El Mensajero
Nacionales

La mesa navideña se encarece y obliga a reorganizar el bolsillo familiar

La canasta destinada a la mesa dulce de Navidad sufrió un ajuste significativo y se convirtió en otro síntoma del proceso de pérdida de poder adquisitivo que atraviesan los hogares. Un relevamiento privado de Focus Market ubica el costo promedio de los doce productos tradicionales en 95.401 pesos, lo que representa un aumento del 27 por ciento respecto de 2024.

Las subas no fueron homogéneas y muestran la desigual incidencia según la naturaleza de cada artículo. Los productos con mayor incremento fueron la torta española de frutos secos de 200 gramos, con un aumento cercano al 47 por ciento; el pan dulce con frutas de 400 gramos, que se elevó alrededor del 44 por ciento; y el turrón blando de almendra de 200 gramos, con una suba próxima al 38 por ciento.

En contraposición, productos como el pan dulce con chips de chocolate, las garrapiñadas de maní y el champagne registraron aumentos mucho más moderados, del orden del 9 por ciento, 7 por ciento y 1 por ciento respectivamente.

Parte de la explicación está en la composición de la canasta. Varios de los artículos más encarecidos son importados o dependen de insumos internacionales, lo que los vuelve más sensibles a la volatilidad del tipo de cambio y a los costos logísticos.

Al mismo tiempo, algunos productos se encontraron en promoción al momento del relevamiento, lo que contribuye a la heterogeneidad de los porcentajes.

Los precios de referencia permiten dimensionar el esfuerzo económico que implica armar la mesa dulce. En el relevamiento el pan dulce con frutas de 400 gramos se consigue en promedio a 5.750 pesos, el turrón de almendras de 90 gramos ronda los 4.940 pesos, el budín con frutas de 215 gramos cotiza cerca de 3.758 pesos, las garrapiñadas de 80 gramos se encuentran alrededor de 1.350 pesos y la sidra de 720 cc promedia 2.299 pesos. Sumados los doce productos, la canasta alcanza los 95.401 pesos.

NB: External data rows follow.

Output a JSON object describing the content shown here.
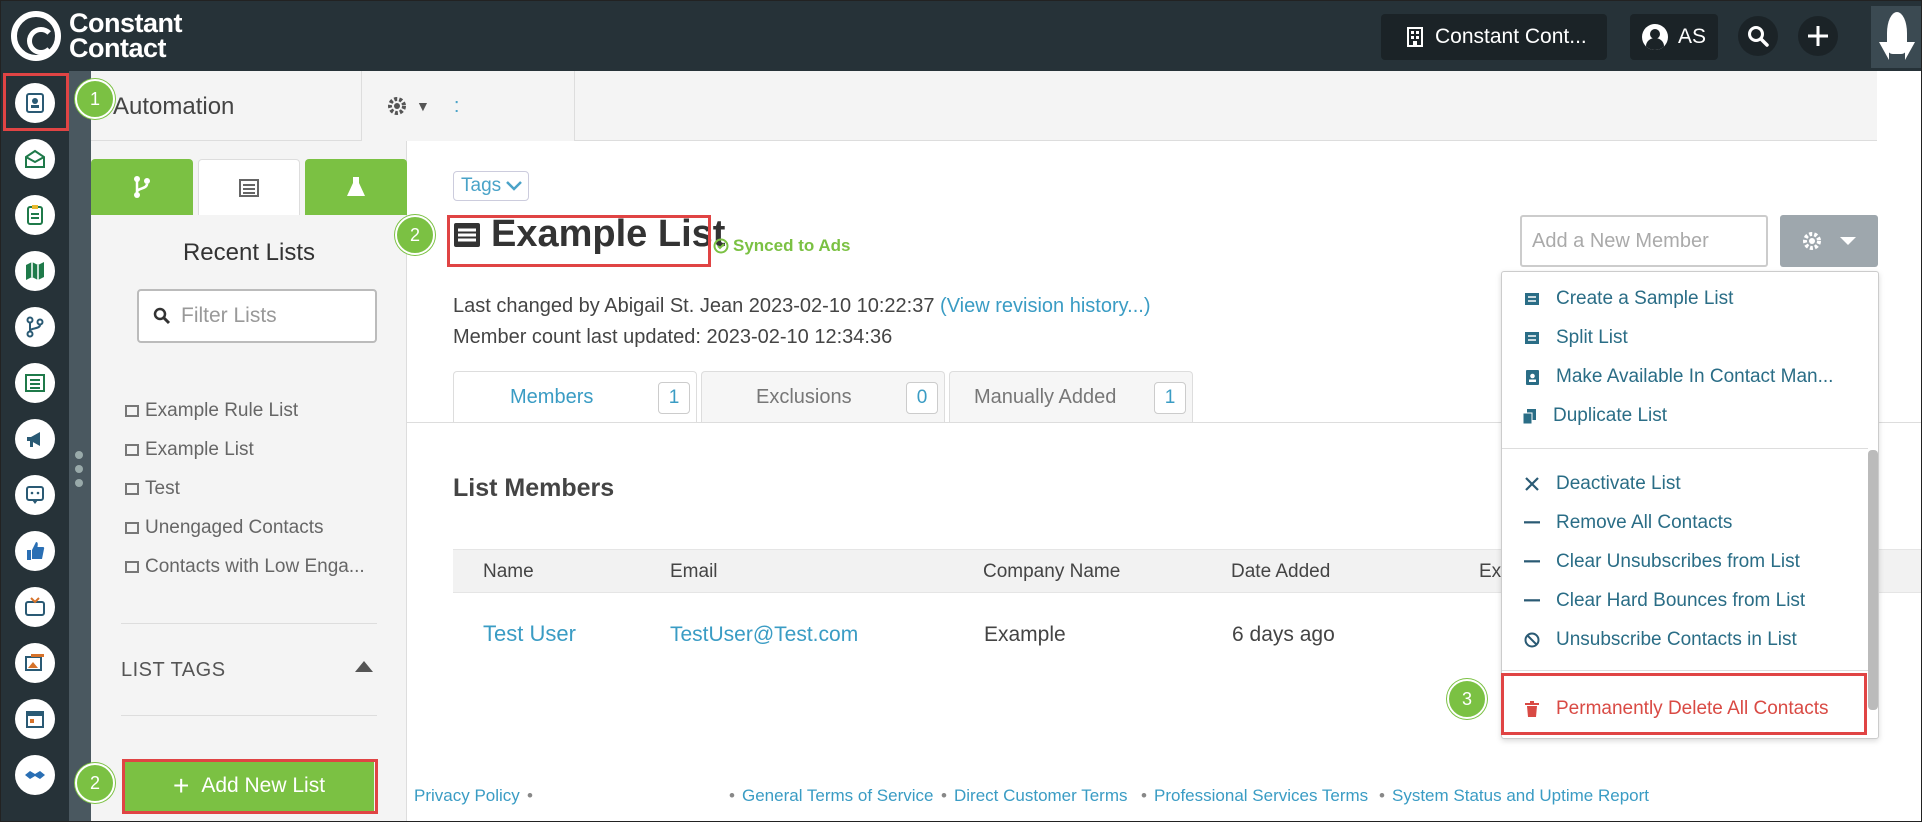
{
  "brand": {
    "line1": "Constant",
    "line2": "Contact"
  },
  "topbar": {
    "account_label": "Constant Cont...",
    "user_initials": "AS"
  },
  "sidebar": {
    "title": "Automation",
    "recent_title": "Recent Lists",
    "filter_placeholder": "Filter Lists",
    "lists": [
      "Example Rule List",
      "Example List",
      "Test",
      "Unengaged Contacts",
      "Contacts with Low Enga..."
    ],
    "list_tags_label": "LIST TAGS",
    "add_list_label": "Add New List"
  },
  "main": {
    "tags_label": "Tags",
    "title": "Example List",
    "synced_label": "Synced to Ads",
    "last_changed": "Last changed by Abigail St. Jean 2023-02-10 10:22:37",
    "revision_link": "(View revision history...)",
    "member_count": "Member count last updated: 2023-02-10 12:34:36",
    "tabs": [
      {
        "label": "Members",
        "count": "1"
      },
      {
        "label": "Exclusions",
        "count": "0"
      },
      {
        "label": "Manually Added",
        "count": "1"
      }
    ],
    "list_members_title": "List Members",
    "columns": [
      "Name",
      "Email",
      "Company Name",
      "Date Added",
      "Ex"
    ],
    "rows": [
      {
        "name": "Test User",
        "email": "TestUser@Test.com",
        "company": "Example",
        "date_added": "6 days ago"
      }
    ],
    "add_member_placeholder": "Add a New Member"
  },
  "dropdown": {
    "items": [
      {
        "label": "Create a Sample List",
        "icon": "list-icon"
      },
      {
        "label": "Split List",
        "icon": "list-icon"
      },
      {
        "label": "Make Available In Contact Man...",
        "icon": "contact-card-icon"
      },
      {
        "label": "Duplicate List",
        "icon": "copy-icon"
      },
      {
        "label": "Deactivate List",
        "icon": "x-icon"
      },
      {
        "label": "Remove All Contacts",
        "icon": "minus-icon"
      },
      {
        "label": "Clear Unsubscribes from List",
        "icon": "minus-icon"
      },
      {
        "label": "Clear Hard Bounces from List",
        "icon": "minus-icon"
      },
      {
        "label": "Unsubscribe Contacts in List",
        "icon": "ban-icon"
      },
      {
        "label": "Permanently Delete All Contacts",
        "icon": "trash-icon"
      }
    ]
  },
  "badges": [
    "1",
    "2",
    "2",
    "3"
  ],
  "footer": {
    "privacy": "Privacy Policy",
    "general_terms": "General Terms of Service",
    "direct_terms": "Direct Customer Terms",
    "professional_terms": "Professional Services Terms",
    "status_report": "System Status and Uptime Report"
  },
  "colors": {
    "topbar": "#263238",
    "accent_green": "#7bc143",
    "link_blue": "#3a9cc4",
    "danger_red": "#d94a44",
    "highlight": "#e04444"
  }
}
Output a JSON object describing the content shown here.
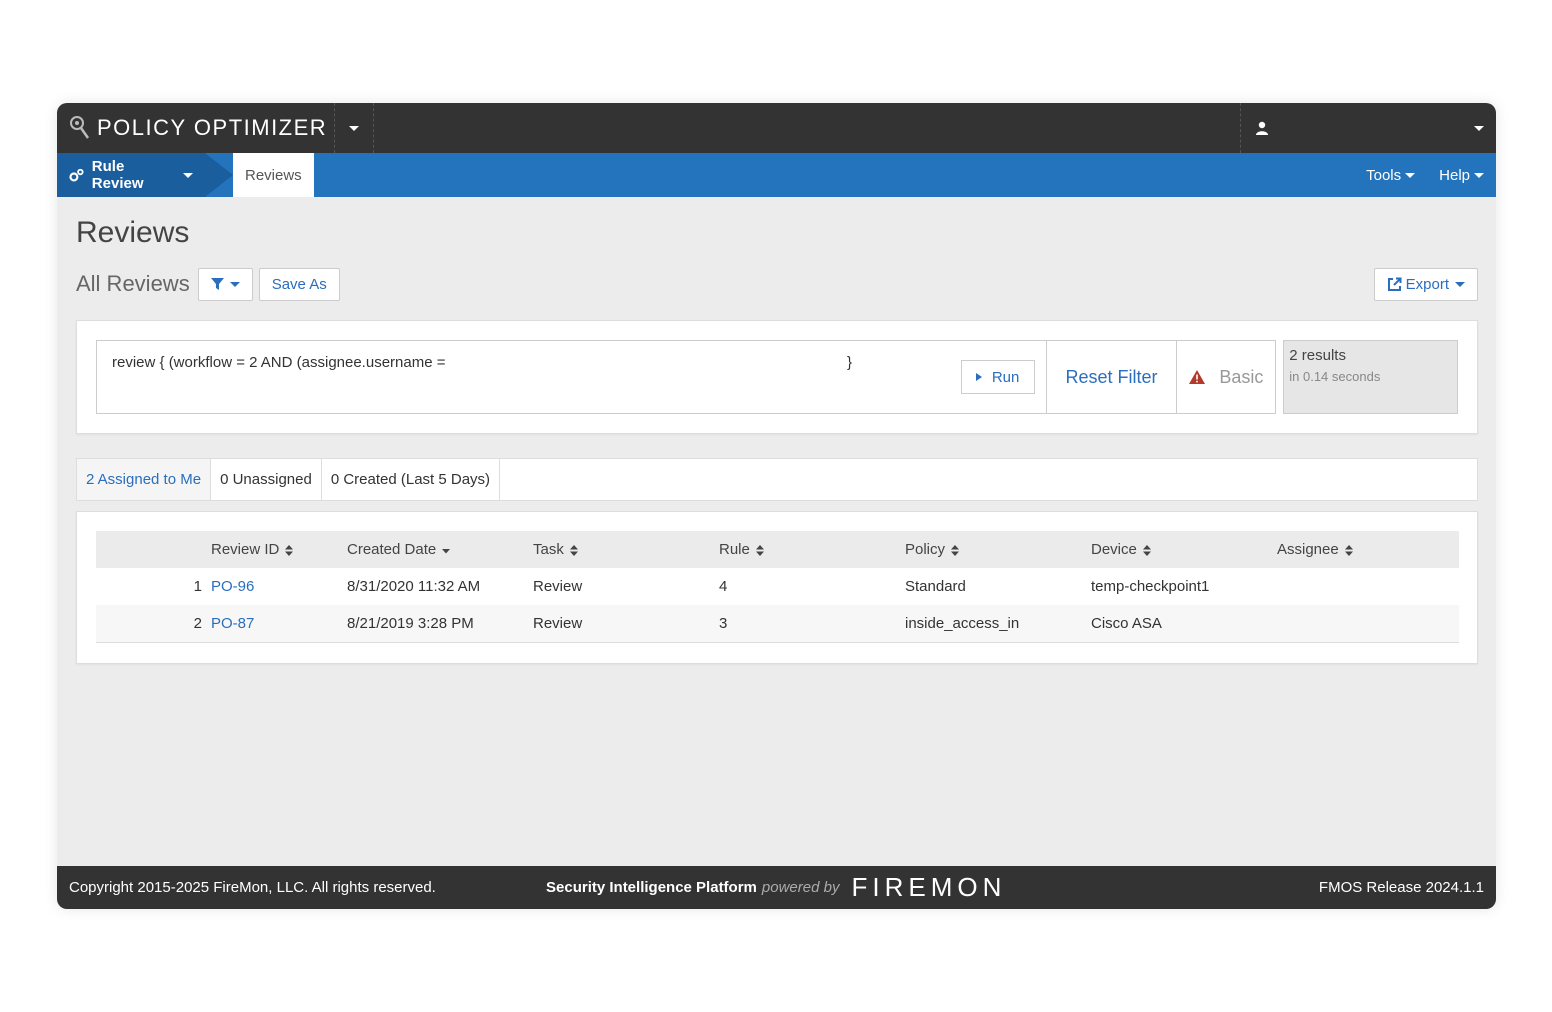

El informe también muestra un cambio en los comportamientos de compra. El 44 por ciento de las personas encuestadas planea adquirir los productos apenas una semana antes de las fiestas, mientras que un 27 por ciento dice que se anticipará con un mes.

Esta postergación expresa la cautela de los hogares con ingresos ajustados, la búsqueda de ofertas y la intención de evitar pagar precios más altos por adelantado.

Más allá del efecto puntual sobre la celebración, estos datos tienen una lectura social y política. Cuando los artículos que forman parte de tradiciones colectivas se vuelven más difíciles de acceder, se amplifican las diferencias entre quienes pueden sostener costumbres sin renunciar a otras necesidades y quienes deben priorizar gastos esenciales. La dinámica encarecedora de los productos importados profundiza esa brecha.

La Navidad 2025 llega entonces con una mesa dulce más cara y con familias que reorganizan prioridades. Mantener la celebración requiere hoy mayor planificación y, en muchos casos, decisiones que condicionan el resto del presupuesto familiar.

La canasta navideña funciona como un termómetro que revela, con números concretos, el impacto de la inflación en la vida cotidiana.